前に一歩足を踏み出した途端、背後からギュッと強い力で抱きしめられた。

ふわりと漂う、よく知った香水の香りと腕の感触に、泣きたくなった。

この温もりは知っている。

絶対に間違えない。



「……やっと見つけた……」



小声でつぶやき、彼が大きな息を吐いた。



「もしかして……捜してくれていたの?」



「当然だろう! 出張を切り上げて帰宅したら、お前がいなくて……」



私の問いかけの答え以外を、瑛さんが口にする。



「……出て行ったのかと思った……心配で、生きた心地がしなかった。

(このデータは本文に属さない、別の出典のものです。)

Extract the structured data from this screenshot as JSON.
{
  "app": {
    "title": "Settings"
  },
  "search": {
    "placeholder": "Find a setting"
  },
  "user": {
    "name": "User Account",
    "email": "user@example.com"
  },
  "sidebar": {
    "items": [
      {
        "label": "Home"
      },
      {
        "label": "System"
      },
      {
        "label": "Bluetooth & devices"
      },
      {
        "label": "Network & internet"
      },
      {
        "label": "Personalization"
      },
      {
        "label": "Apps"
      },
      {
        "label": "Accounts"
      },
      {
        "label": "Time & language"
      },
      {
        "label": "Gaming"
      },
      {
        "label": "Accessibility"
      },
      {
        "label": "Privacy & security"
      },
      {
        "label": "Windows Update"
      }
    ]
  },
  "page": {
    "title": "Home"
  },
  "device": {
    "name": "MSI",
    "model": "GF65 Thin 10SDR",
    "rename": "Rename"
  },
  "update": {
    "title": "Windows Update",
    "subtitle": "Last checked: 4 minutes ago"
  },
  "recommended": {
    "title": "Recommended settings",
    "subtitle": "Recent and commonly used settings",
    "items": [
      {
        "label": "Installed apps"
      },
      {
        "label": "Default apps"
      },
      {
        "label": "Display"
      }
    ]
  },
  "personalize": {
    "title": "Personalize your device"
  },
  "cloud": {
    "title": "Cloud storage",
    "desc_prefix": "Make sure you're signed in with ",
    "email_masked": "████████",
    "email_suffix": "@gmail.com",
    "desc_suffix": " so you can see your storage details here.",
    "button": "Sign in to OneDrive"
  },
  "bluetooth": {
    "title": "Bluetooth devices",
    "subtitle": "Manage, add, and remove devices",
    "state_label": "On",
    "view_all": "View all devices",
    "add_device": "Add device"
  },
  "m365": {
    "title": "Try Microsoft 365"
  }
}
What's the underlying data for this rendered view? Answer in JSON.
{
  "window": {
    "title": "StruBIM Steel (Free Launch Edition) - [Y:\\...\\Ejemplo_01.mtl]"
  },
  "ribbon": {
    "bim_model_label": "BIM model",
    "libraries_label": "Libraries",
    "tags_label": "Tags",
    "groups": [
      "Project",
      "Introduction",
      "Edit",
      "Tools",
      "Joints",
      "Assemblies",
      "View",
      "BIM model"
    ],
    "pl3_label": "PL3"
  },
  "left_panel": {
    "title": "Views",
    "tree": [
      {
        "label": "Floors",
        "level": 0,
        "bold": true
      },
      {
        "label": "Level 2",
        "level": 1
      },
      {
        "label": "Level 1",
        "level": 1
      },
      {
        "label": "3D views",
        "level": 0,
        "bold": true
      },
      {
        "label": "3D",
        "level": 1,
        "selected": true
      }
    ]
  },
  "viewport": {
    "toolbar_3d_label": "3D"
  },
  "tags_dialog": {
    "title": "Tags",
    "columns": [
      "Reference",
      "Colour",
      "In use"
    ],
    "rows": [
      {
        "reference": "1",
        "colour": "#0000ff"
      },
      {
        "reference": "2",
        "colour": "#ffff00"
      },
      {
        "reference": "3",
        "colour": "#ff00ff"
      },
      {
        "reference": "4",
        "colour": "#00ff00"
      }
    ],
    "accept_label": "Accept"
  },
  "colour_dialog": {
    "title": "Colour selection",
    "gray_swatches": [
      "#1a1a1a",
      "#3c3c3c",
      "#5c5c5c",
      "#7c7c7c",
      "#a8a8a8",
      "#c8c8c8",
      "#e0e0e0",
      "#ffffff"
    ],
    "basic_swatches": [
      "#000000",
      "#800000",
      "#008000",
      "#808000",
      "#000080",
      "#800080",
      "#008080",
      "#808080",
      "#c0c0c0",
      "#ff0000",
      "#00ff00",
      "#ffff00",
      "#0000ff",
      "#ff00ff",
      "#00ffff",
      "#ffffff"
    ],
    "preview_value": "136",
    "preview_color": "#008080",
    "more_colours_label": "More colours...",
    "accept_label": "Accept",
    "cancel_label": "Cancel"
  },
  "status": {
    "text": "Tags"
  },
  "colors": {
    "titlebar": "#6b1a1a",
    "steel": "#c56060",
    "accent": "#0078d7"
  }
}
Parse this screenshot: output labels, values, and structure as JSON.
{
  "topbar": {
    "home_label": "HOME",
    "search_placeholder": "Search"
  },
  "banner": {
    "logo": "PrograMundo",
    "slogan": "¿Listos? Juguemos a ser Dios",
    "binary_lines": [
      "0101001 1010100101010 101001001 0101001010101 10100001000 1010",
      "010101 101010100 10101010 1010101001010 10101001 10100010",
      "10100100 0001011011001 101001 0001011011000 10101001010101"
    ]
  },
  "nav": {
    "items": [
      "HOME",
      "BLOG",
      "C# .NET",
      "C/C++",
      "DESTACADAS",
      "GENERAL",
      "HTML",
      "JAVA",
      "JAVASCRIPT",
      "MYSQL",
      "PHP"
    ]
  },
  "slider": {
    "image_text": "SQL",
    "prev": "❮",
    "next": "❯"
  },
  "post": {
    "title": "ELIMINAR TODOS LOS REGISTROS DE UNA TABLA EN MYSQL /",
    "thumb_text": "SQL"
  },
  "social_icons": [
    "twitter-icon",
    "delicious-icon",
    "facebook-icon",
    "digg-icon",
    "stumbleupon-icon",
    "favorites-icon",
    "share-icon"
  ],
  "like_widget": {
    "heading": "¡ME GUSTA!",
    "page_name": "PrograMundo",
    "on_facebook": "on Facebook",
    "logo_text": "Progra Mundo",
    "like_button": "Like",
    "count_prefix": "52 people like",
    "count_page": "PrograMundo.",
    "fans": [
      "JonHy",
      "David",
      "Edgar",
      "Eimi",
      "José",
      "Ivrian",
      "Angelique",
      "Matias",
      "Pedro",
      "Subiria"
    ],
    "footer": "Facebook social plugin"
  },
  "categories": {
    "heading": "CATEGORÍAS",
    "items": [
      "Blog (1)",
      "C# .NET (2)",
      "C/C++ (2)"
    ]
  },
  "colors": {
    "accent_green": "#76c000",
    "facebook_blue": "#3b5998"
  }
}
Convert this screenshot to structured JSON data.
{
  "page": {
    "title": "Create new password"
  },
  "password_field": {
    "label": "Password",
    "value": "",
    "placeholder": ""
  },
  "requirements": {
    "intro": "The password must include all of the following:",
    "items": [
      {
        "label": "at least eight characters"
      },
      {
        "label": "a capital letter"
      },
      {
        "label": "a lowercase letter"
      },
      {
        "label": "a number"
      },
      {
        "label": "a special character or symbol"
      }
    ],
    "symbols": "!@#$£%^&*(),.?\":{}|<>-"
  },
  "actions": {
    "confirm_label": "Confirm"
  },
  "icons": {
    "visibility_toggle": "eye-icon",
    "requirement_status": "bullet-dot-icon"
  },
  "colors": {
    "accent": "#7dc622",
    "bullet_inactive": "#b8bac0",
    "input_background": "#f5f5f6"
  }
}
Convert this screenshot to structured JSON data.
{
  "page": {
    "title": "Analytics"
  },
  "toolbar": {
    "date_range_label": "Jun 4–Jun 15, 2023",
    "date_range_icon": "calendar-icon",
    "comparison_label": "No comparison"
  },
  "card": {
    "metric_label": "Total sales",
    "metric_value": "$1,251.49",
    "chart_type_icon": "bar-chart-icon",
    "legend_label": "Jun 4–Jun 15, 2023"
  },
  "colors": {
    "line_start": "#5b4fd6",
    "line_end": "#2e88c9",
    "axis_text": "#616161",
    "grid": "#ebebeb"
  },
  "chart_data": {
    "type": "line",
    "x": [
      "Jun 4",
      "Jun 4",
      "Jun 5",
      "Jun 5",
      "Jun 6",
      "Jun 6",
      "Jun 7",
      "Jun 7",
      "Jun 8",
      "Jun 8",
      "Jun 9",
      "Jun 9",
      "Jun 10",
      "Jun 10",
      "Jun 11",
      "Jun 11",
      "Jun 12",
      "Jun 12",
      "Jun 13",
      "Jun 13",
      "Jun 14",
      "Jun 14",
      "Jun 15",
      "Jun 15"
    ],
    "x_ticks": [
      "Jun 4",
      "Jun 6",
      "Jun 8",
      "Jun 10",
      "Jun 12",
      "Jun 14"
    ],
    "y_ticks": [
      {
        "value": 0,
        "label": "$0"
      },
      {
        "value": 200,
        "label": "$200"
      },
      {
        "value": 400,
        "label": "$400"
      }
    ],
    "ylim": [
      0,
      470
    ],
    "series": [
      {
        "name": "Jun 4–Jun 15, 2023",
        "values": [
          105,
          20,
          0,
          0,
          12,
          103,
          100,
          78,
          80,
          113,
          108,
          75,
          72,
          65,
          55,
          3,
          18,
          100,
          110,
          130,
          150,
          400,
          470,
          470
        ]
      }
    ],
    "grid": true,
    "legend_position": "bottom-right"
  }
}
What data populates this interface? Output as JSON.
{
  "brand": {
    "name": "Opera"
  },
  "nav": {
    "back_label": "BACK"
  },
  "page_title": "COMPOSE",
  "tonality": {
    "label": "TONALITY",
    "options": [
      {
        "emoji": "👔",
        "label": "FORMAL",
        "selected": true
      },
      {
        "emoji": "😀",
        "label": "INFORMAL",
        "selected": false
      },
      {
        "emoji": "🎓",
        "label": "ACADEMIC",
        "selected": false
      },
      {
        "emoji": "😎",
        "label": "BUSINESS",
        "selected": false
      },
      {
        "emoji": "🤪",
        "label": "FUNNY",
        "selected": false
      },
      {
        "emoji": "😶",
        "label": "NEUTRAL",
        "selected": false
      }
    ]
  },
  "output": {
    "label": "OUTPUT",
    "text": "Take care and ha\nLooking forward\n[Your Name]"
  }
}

無事なのか、ケガはしていないか不安でいっぱいだった」



私の体を反転させ、向かい合う。

普段きっちり整えられている髪は乱れ、綺麗な二重の目が心配そうに揺れていた。

矢継ぎ早に繰り出される質問に急いでうなずき、口を開く。



「大丈夫、あの、心配かけてごめんなさ……」



最後まで言い終わらないうちに、再び強く胸に抱き込まれた。

彼の鼓動は速く、香水の香りに混じって汗のにおいがする。

私の背中と、髪に触れる指が、微かに震えている気がした。



「……よかった……」



掠れた低い声に、胸の奥が疼く。

心の底から安堵したように深い息を吐く瑛さんに、申し訳なさが募る。